A staple when I was growing up was Kool-Aid, which was a fruit-flavored beverage powder to which you normally added a cup of sugar and two quarts of water. It was very cheap at five cents or less per packet and easy to have on hand. My favorite was always cherry, but we also had grape, orange, lemon and a few other flavors. Sometimes we would get a bit more creative with the Kool-Aid and add a sliced orange or freeze cherries inside the ice cubes. Once, we even added club soda instead of water to make our own soda. Martha Stewart would have been so proud!

One summer we decided to make our own root beer soda and bottle it ourselves. I don’t remember the exact process, but we carefully blended the root beer syrup extract with water and other ingredients. We washed, scrubbed and sterilized old bottles, then lovingly filled each of them with exactly the right amount of soda. We used a manual capper to seal a bottle cap onto each bottle and stored them neatly in the cool cellar. Now all we had to do was wait until our tasty brew was ready to drink.

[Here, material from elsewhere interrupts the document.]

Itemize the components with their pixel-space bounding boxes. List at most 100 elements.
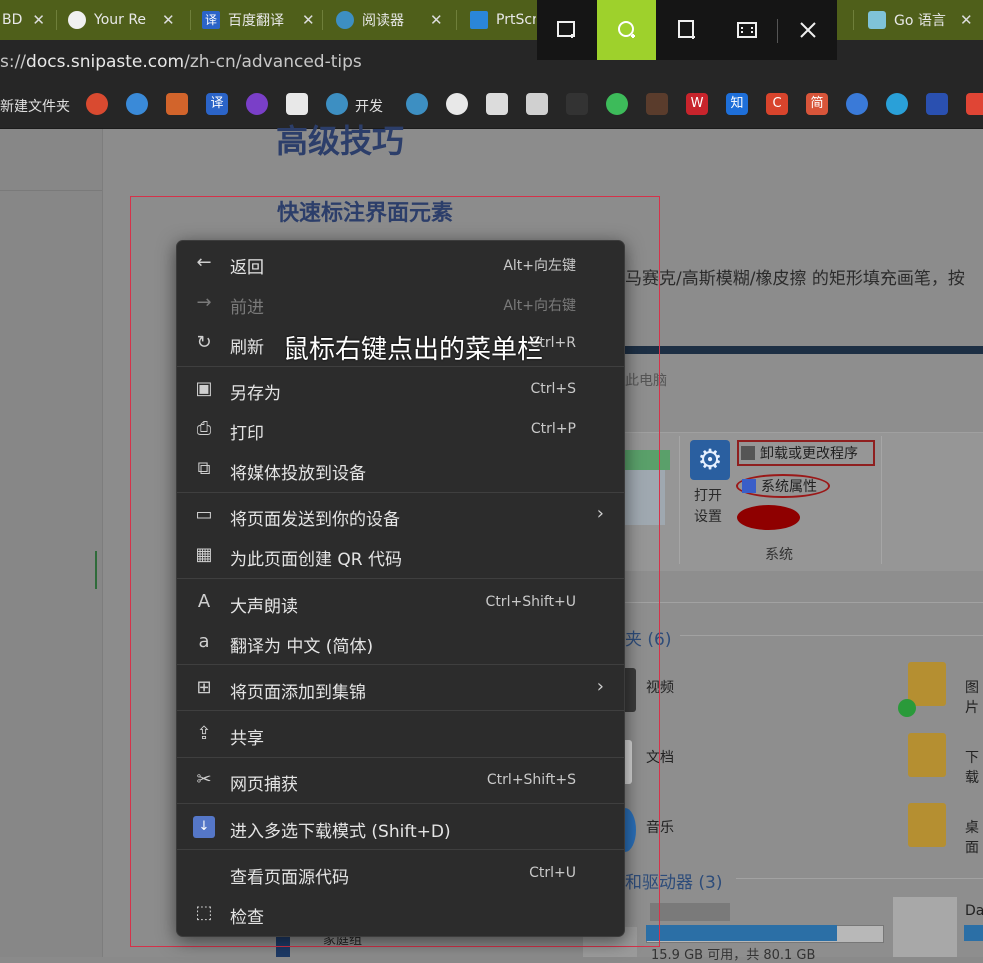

Some days [weeks?] later, we heard a muffled noise from the basement. As we ran down the stairs, we heard more popping and crashing. The corner section of the cellar where we had so carefully stored our root beer bottles was now an oozing disarray of glass, bottle caps and syrupy soda. Our much anticipated fizzy root beer had morphed into a fizzled mess instead. Oh well, back to the Kool-Aid.